Now we just need to implement a playable game and start playing!

class GameSession:
    def __init__(self, model, rounds=10):
        self.model = model
        self.rounds = rounds
        self.history = [[0.5, 0.5] for _ in range(rounds)] #init this
        self.user_score = 0
        self.ai_score = 0
        self.current_round = 0

    def _get_ai_move(self):
        input_data = list(sum(self.history, [])) + [self.user_score, self.ai_score, self.current_round]
        formatted_input = torch.tensor(input_data, dtype=torch.float32).unsqueeze(0).to(device)

        self.model.eval()
        with torch.no_grad():
            prediction = self.model(formatted_input).item()

        return 1 if prediction > 0.5 else 0

    def _update_scores(self, user_move, ai_move):
        if user_move == 0 and ai_move == 0:  #both cooperate
            self.user_score += 1
            self.ai_score += 1
        elif user_move == 0 and ai_move == 1:  #user cooperates, AI defects
            self.user_score += 0
            self.ai_score += 2
        elif user_move == 1 and ai_move == 0:  #user defects, AI cooperates
            self.user_score += 2
            self.ai_score += 0
        else:  #both defect
            self.user_score += -1
            self.ai_score += -1

    def _play_round(self, user_move):
        if self.current_round >= self.rounds:
            print("Game Over! Use get_scores() to see results.")
            return

        if self.current_round == 0:
            ai_move = 0
        else:
            ai_move = self._get_ai_move()
        self._update_scores(user_move, ai_move)

        # Update history
        self.history.pop(0)
        self.history.append([user_move, ai_move])
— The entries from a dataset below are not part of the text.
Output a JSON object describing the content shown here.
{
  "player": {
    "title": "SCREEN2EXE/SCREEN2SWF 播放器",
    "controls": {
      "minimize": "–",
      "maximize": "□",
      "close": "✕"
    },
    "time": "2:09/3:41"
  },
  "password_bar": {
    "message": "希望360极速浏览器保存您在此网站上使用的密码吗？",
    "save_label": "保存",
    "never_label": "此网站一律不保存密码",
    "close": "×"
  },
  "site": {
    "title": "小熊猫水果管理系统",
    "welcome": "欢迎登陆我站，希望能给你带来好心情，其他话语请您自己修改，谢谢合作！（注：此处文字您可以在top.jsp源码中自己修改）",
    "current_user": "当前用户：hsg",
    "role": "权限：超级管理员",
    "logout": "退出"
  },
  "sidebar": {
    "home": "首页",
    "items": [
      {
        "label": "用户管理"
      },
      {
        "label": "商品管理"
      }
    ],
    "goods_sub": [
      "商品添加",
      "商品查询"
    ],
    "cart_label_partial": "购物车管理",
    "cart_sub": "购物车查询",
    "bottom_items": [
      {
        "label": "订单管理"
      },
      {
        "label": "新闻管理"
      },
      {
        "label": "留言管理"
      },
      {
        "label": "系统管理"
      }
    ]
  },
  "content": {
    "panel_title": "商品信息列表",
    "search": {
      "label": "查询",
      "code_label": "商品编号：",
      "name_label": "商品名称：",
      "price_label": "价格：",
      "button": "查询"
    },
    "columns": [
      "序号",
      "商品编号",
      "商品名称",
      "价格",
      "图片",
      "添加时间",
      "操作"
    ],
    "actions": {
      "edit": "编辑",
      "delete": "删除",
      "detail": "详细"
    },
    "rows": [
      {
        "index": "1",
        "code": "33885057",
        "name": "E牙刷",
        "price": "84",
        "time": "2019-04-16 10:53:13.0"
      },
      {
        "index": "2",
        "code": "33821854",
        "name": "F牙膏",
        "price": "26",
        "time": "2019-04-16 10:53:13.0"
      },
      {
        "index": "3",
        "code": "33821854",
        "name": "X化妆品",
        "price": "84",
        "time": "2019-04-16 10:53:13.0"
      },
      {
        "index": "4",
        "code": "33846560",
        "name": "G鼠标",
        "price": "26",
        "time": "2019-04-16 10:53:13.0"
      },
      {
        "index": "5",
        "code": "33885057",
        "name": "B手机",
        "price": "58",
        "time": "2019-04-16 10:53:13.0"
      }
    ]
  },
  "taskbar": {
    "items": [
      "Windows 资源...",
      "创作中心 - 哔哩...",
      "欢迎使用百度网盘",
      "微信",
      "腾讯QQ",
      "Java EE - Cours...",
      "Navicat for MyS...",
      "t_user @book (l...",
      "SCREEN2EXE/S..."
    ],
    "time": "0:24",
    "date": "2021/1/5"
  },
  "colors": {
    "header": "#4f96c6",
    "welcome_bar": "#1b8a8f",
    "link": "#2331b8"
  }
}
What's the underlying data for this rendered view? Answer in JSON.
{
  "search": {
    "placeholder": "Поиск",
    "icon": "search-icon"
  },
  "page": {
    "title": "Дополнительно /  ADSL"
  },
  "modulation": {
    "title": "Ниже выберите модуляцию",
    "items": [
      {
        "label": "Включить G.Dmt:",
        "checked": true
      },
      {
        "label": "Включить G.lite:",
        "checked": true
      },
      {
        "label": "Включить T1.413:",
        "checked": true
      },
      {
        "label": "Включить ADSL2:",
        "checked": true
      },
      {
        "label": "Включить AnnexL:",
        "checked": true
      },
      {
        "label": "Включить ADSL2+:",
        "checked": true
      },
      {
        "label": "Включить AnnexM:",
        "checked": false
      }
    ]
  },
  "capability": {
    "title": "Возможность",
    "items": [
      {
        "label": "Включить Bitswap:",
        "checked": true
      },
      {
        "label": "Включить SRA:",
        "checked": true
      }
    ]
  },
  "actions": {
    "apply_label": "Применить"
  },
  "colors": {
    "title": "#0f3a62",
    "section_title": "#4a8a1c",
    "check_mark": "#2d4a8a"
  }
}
        self.current_round += 1
        print(f"Round {self.current_round}: You {'Opposed' if user_move else 'Collaborated'}, "
              f"AI {'Opposed' if ai_move else 'Collaborated'}")

        if self.current_round == self.rounds:
            print("Use get_scores() to see results.")

    def oppose(self):
        self._play_round(1)

    def collab(self):
        self._play_round(0)

    def get_scores(self):
        print(f"Final Scores - You: {self.user_score}, AI: {self.ai_score}")Code language: Python (python)
game = GameSession(model)
for i in range(0,10):
    if(random.randint(0,100)%2==0):
        game.collab()
    else:
        game.oppose()
game.get_scores()
Code language: Python (python)

Verdict

Just like my hypothesis, Prisoner’s Dilemma is definetely not a great way to use a classifier model. However, it still wins from time to time.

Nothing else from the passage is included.